Tuesday, September 29, 2015

Landscape Oil Painting For Beginners

Oil painting is a slow but rewarding process.


Painting is a difficult but rewarding pursuit. It can take years to achieve real proficiency, but learning can still be a fulfilling process. Landscape is a classic format for painting. For beginners, start with a landscape with simple features that you can break down into larger shapes.


Paint


You will need a full range of oil colors. Red, orange, yellow, green, blue, purple, black, white and earth colors such as burnt and raw sienna, raw umber and yellow ochre form a good palette. Add colors as you wish, but all the colors you need for a landscape can be mixed from this basic palette.


Brushes and Equipment


The types of brushes you use are important. Natural bristle brushes (such as hog bristle) are good for oil. You mostly get what you pay for with brushes so get the best you can afford in a range of sizes, both round and flat.
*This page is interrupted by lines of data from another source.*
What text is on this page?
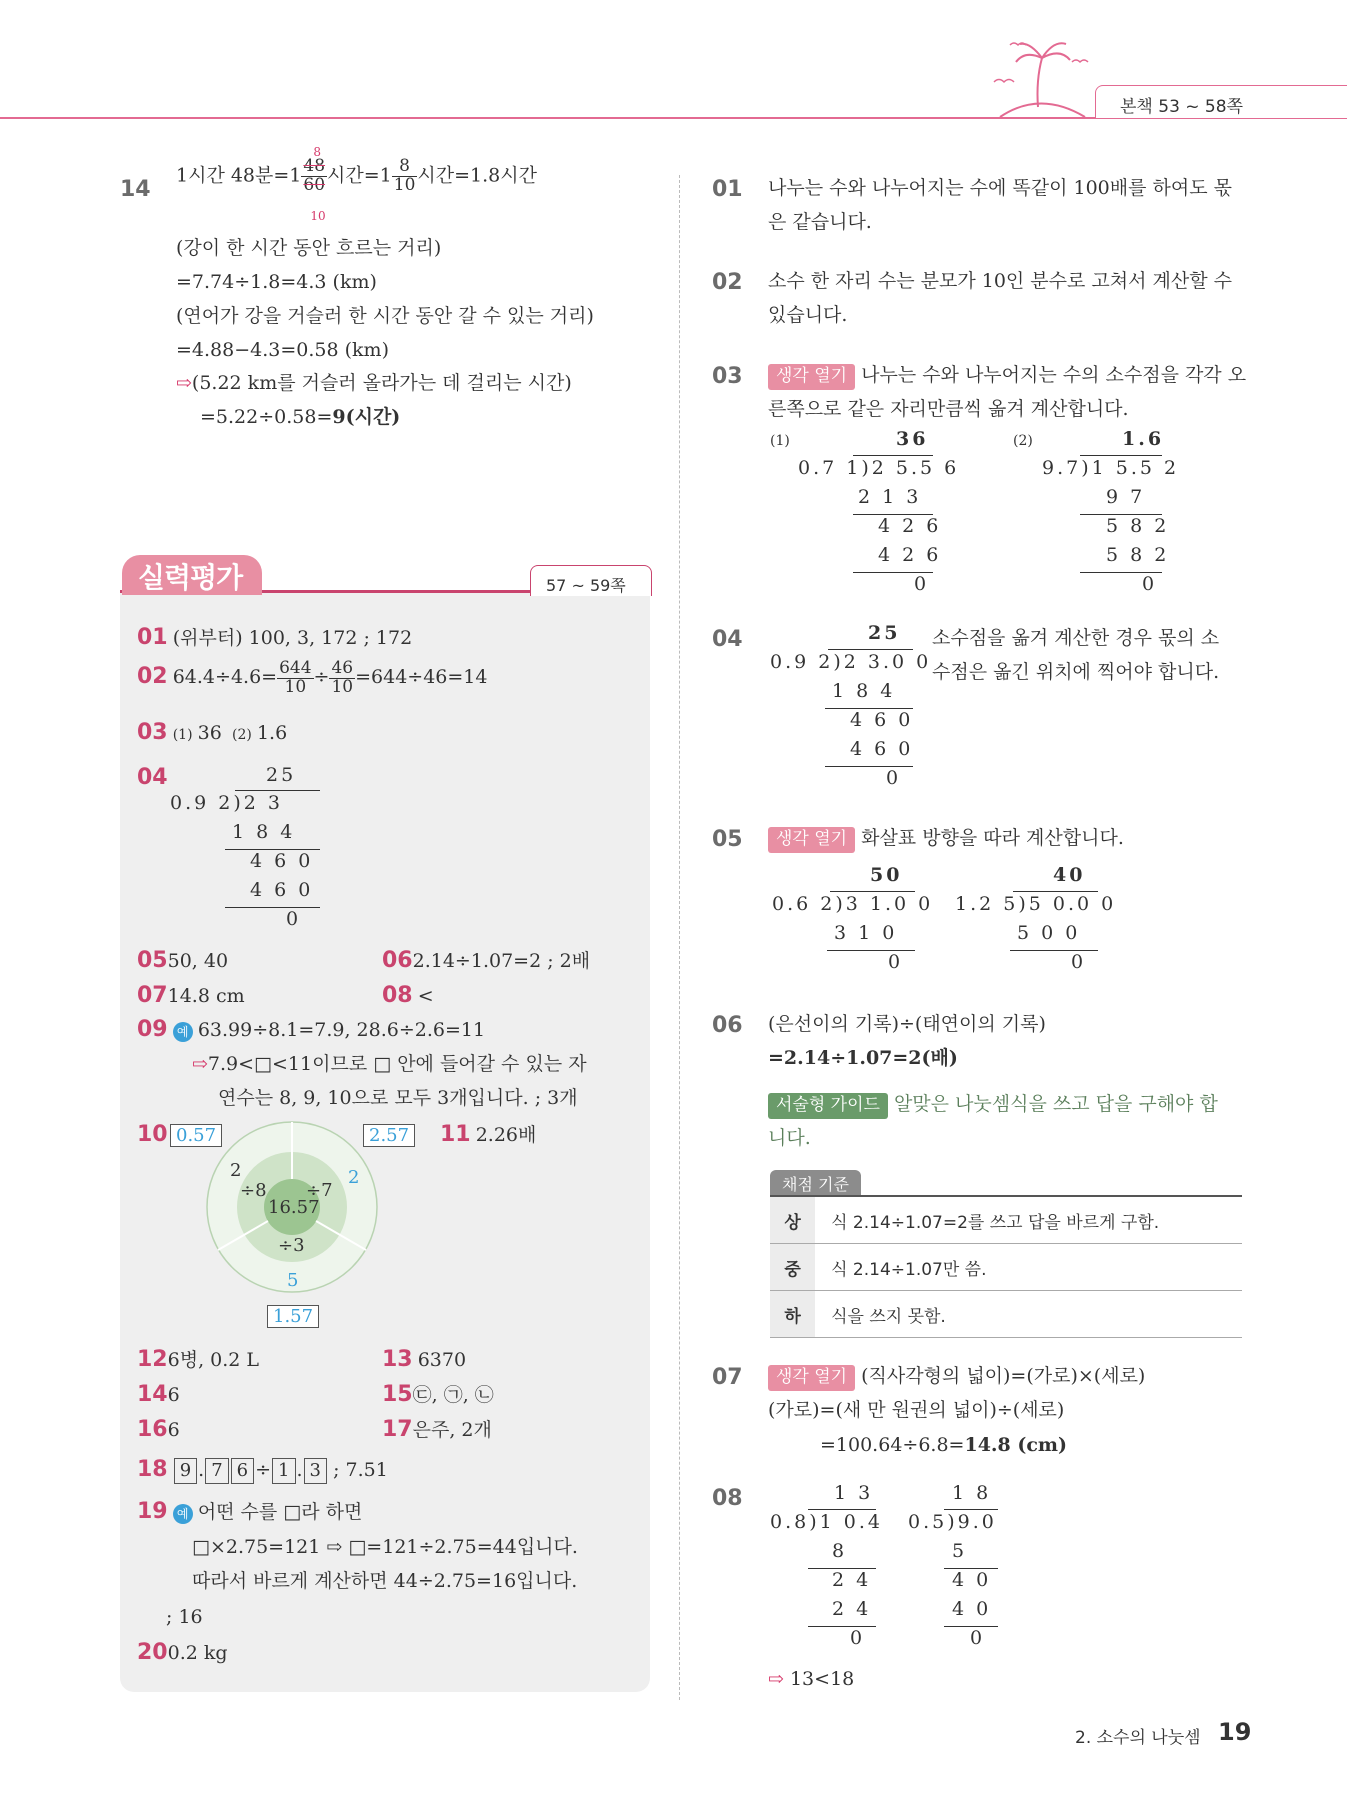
본책 53 ~ 58쪽
14
1시간 48분$=1 \frac{48}{60}$
8
10
시간$=1 \frac{8}{10}$ 시간=1.8시간
(강이 한 시간 동안 흐르는 거리)
=7.74÷1.8=4.3 (km)
(연어가 강을 거슬러 한 시간 동안 갈 수 있는 거리)
=4.88−4.3=0.58 (km)
⇨(5.22 km를 거슬러 올라가는 데 걸리는 시간)
=5.22÷0.58=9(시간)
실력평가	57 ~ 59쪽
01 (위부터) 100, 3, 172 ; 172
02 $64.4\div 4.6= \frac{644}{10} \div \frac{46}{10} =644\div 46=14$
03 (1) 36 (2) 1.6
04	25
0.9 2)2 3
1 8 4
4 6 0
4 6 0
0
0550, 40	062.14÷1.07=2 ; 2배
0714.8 cm	08 <
09 예 63.99÷8.1=7.9, 28.6÷2.6=11
⇨7.9<□<11이므로 □ 안에 들어갈 수 있는 자
연수는 8, 9, 10으로 모두 3개입니다. ; 3개
10 0.57	2.57
1.57
16.57
÷8 ÷7
÷3
2	2
5
11 2.26배
126병, 0.2 L	13 6370
146	15㉢, ㉠, ㉡
166	17은주, 2개
18 9 . 7 6 ÷ 1 . 3 ; 7.51
19 예 어떤 수를 □라 하면
□×2.75=121 ⇨ □=121÷2.75=44입니다.
따라서 바르게 계산하면 44÷2.75=16입니다.
; 16
200.2 kg
01 나누는 수와 나누어지는 수에 똑같이 100배를 하여도 몫
은 같습니다.
02 소수 한 자리 수는 분모가 10인 분수로 고쳐서 계산할 수
있습니다.
03	생각 열기 나누는 수와 나누어지는 수의 소수점을 각각 오
른쪽으로 같은 자리만큼씩 옮겨 계산합니다.
(1)	36
0.7 1)2 5.5 6
2 1 3
4 2 6
4 2 6
0
(2)	1.6
9.7)1 5.5 2
9 7
5 8 2
5 8 2
0
04	25
0.9 2)2 3.0 0
1 8 4
4 6 0
4 6 0
0
소수점을 옮겨 계산한 경우 몫의 소
수점은 옮긴 위치에 찍어야 합니다.
05	생각 열기 화살표 방향을 따라 계산합니다.
50
0.6 2)3 1.0 0
3 1 0
0
40
1.2 5)5 0.0 0
5 0 0
0
06 (은선이의 기록)÷(태연이의 기록)
=2.14÷1.07=2(배)
서술형 가이드 알맞은 나눗셈식을 쓰고 답을 구해야 합
니다.
채점 기준
상	식 2.14÷1.07=2를 쓰고 답을 바르게 구함.
중	식 2.14÷1.07만 씀.
하	식을 쓰지 못함.
07	생각 열기 (직사각형의 넓이)=(가로)×(세로)
(가로)=(새 만 원권의 넓이)÷(세로)
=100.64÷6.8=14.8 (cm)
08	1 3
0.8)1 0.4
8
2 4
2 4
0
1 8
0.5)9.0
5
4 0
4 0
0
⇨ 13<18
2. 소수의 나눗셈 19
Bristle brushes are not expensive compared to sable. You need something to mix your paint on, a palette for acrylic or oil paint and a mixing tray with wells for watercolor, as well as a palette knife to mix the paint.


Layout the Landscape


A good drawing, like a good foundation, is important to a good finished landscape. Use a pencil or vine charcoal to sketch it onto your canvas. One trick is using a piece of cardboard with a rectangle the same relative dimensions of your painting surface cut out of it; use this to help you visualize the landscape and decide what will go into the painting and where the points on the landscape will meet the edges. Start with large shapes like the sky, horizon, a field or mass of trees and work into the smaller shapes. The drawing is the foundation not the finery, so save the details for the painting.


Painting


Start with thin washes of paint (diluted with mineral spirits) in colors close to the landscape colors. Mix a color on the palette or in one of the wells, thin it and apply with a large brush. Fill in bigger shapes. Thicken the paint as you go, taking your time and getting more specific with the color. The thicker, or impasto, paint should be saved for last. A painting may take just one, intense session or you may want to work on it over a long period.


Clean Up and Drying Time


Wash your brushes and tools directly after your painting session with soap and water. Store brushes upright in a jar or can so the bristles are not damaged. Oil paint takes at least overnight to dry, and usually a few days to dry completely, although very thick impasto can take weeks to dry thoroughly.